“I celebrate myself, and sing myself,
"And what I assume you shall assume,
"For every atom belonging to me as good belongs to you.”
I was thinking of this passage of "Song of Myself" recently in connection with a 1949 book, THE VITAL CENTER, by political historian Arthur Schlesinger Jr.
The second world war was a recent memory. The Cold War was a new and dangerous reality. Schlesinger, a Cold War liberal, presented Roosevelt-Truman liberalism, and democracy with a small "d" in general, as a vital center, between the horrors of Stalin on the one side and those of the fascists on the other. He saw the then-recent split in the Democratic Party as symbolic of this. The progressives under Henry Wallace left the Party in 1948 to run their own campaign. The segregationists under Thurmond left the same party for their very different reasons.
Schlesinger was rather hard on both of them, in praise of Truman. Indeed, Schlesinger is harder on the two dissident Dems than he is on Dewey, who barely figures in his account at all. For Schlesinger it was left, right, always amiably splitting up Poland, versus center. And the righteous side was the center, which was Truman.

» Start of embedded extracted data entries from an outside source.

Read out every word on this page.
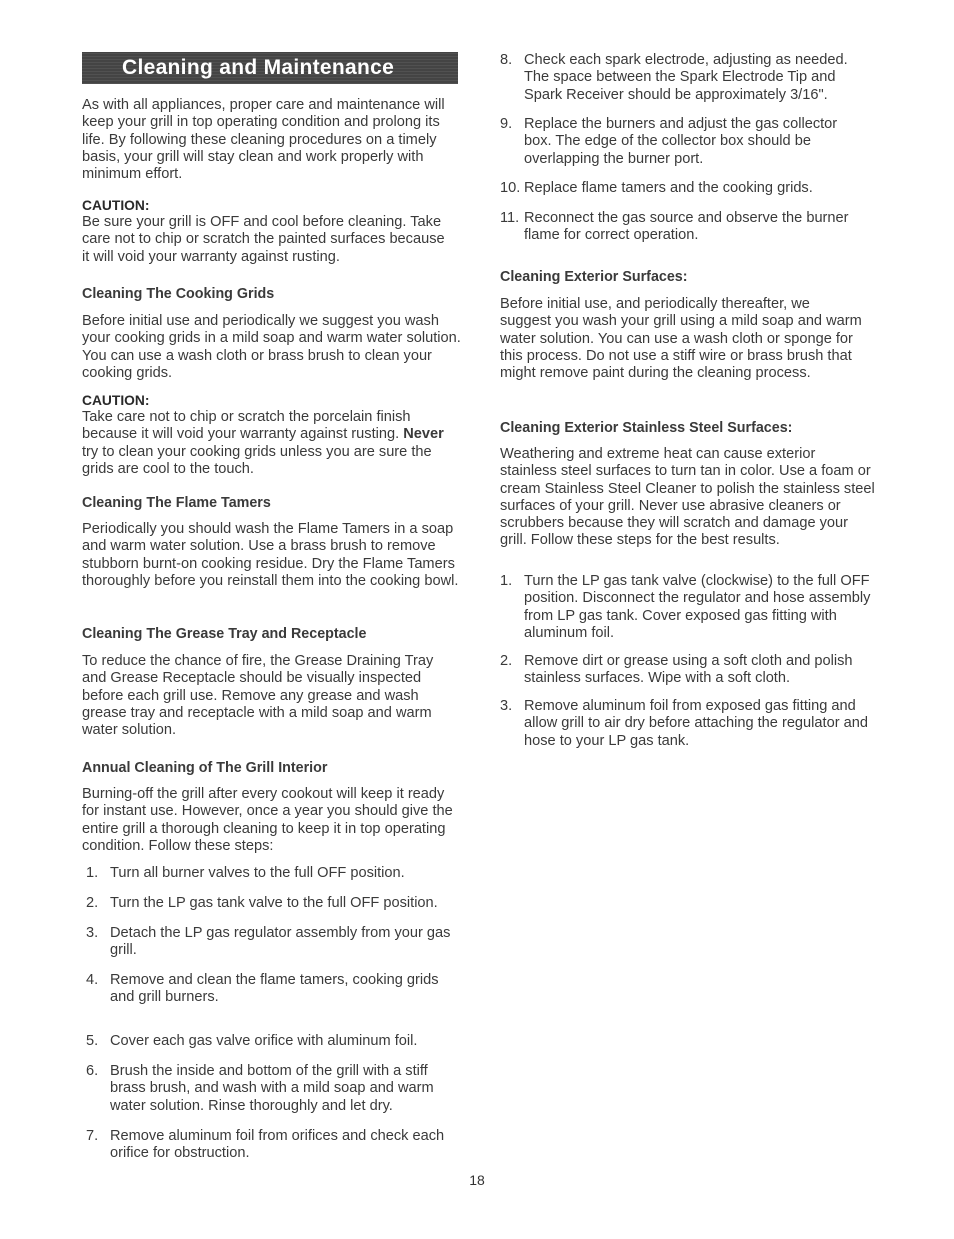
Cleaning and Maintenance

As with all appliances, proper care and maintenance will keep your grill in top operating condition and prolong its life. By following these cleaning procedures on a timely basis, your grill will stay clean and work properly with minimum effort.

CAUTION:

Be sure your grill is OFF and cool before cleaning. Take care not to chip or scratch the painted surfaces because it will void your warranty against rusting.

Cleaning The Cooking Grids

Before initial use and periodically we suggest you wash your cooking grids in a mild soap and warm water solution. You can use a wash cloth or brass brush to clean your cooking grids.

CAUTION:

Take care not to chip or scratch the porcelain finish because it will void your warranty against rusting. Never try to clean your cooking grids unless you are sure the grids are cool to the touch.

Cleaning The Flame Tamers

Periodically you should wash the Flame Tamers in a soap and warm water solution. Use a brass brush to remove stubborn burnt-on cooking residue. Dry the Flame Tamers thoroughly before you reinstall them into the cooking bowl.

Cleaning The Grease Tray and Receptacle

To reduce the chance of fire, the Grease Draining Tray and Grease Receptacle should be visually inspected before each grill use. Remove any grease and wash grease tray and receptacle with a mild soap and warm water solution.

Annual Cleaning of The Grill Interior

Burning-off the grill after every cookout will keep it ready for instant use. However, once a year you should give the entire grill a thorough cleaning to keep it in top operating condition. Follow these steps:

1. Turn all burner valves to the full OFF position.
2. Turn the LP gas tank valve to the full OFF position.
3. Detach the LP gas regulator assembly from your gas grill.
4. Remove and clean the flame tamers, cooking grids and grill burners.
5. Cover each gas valve orifice with aluminum foil.
6. Brush the inside and bottom of the grill with a stiff brass brush, and wash with a mild soap and warm water solution. Rinse thoroughly and let dry.
7. Remove aluminum foil from orifices and check each orifice for obstruction.
8. Check each spark electrode, adjusting as needed. The space between the Spark Electrode Tip and Spark Receiver should be approximately 3/16".
9. Replace the burners and adjust the gas collector box. The edge of the collector box should be overlapping the burner port.
10. Replace flame tamers and the cooking grids.
11. Reconnect the gas source and observe the burner flame for correct operation.
Cleaning Exterior Surfaces:

Before initial use, and periodically thereafter, we suggest you wash your grill using a mild soap and warm water solution. You can use a wash cloth or sponge for this process. Do not use a stiff wire or brass brush that might remove paint during the cleaning process.

Cleaning Exterior Stainless Steel Surfaces:

Weathering and extreme heat can cause exterior stainless steel surfaces to turn tan in color. Use a foam or cream Stainless Steel Cleaner to polish the stainless steel surfaces of your grill. Never use abrasive cleaners or scrubbers because they will scratch and damage your grill. Follow these steps for the best results.

1. Turn the LP gas tank valve (clockwise) to the full OFF position. Disconnect the regulator and hose assembly from LP gas tank. Cover exposed gas fitting with aluminum foil.
2. Remove dirt or grease using a soft cloth and polish stainless surfaces. Wipe with a soft cloth.
3. Remove aluminum foil from exposed gas fitting and allow grill to air dry before attaching the regulator and hose to your LP gas tank.
18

What does any of this have to do with Whitman? Well: Schlesinger brings Whitman in. He sees Whitman as an enthusiast of democracy. He contrasts Whitman with Henry David Thoreau. Thoreau, with his individual isolationism in the woods, represents the sickly refusal of some men of letters to engage in politics, or even communal life, at all. Whitman represented passionate participation in both.
Schlesinger doesn't quote the above passage. But he might have. And it might be used both for and against the reading of Whitman in Schlesinger's book.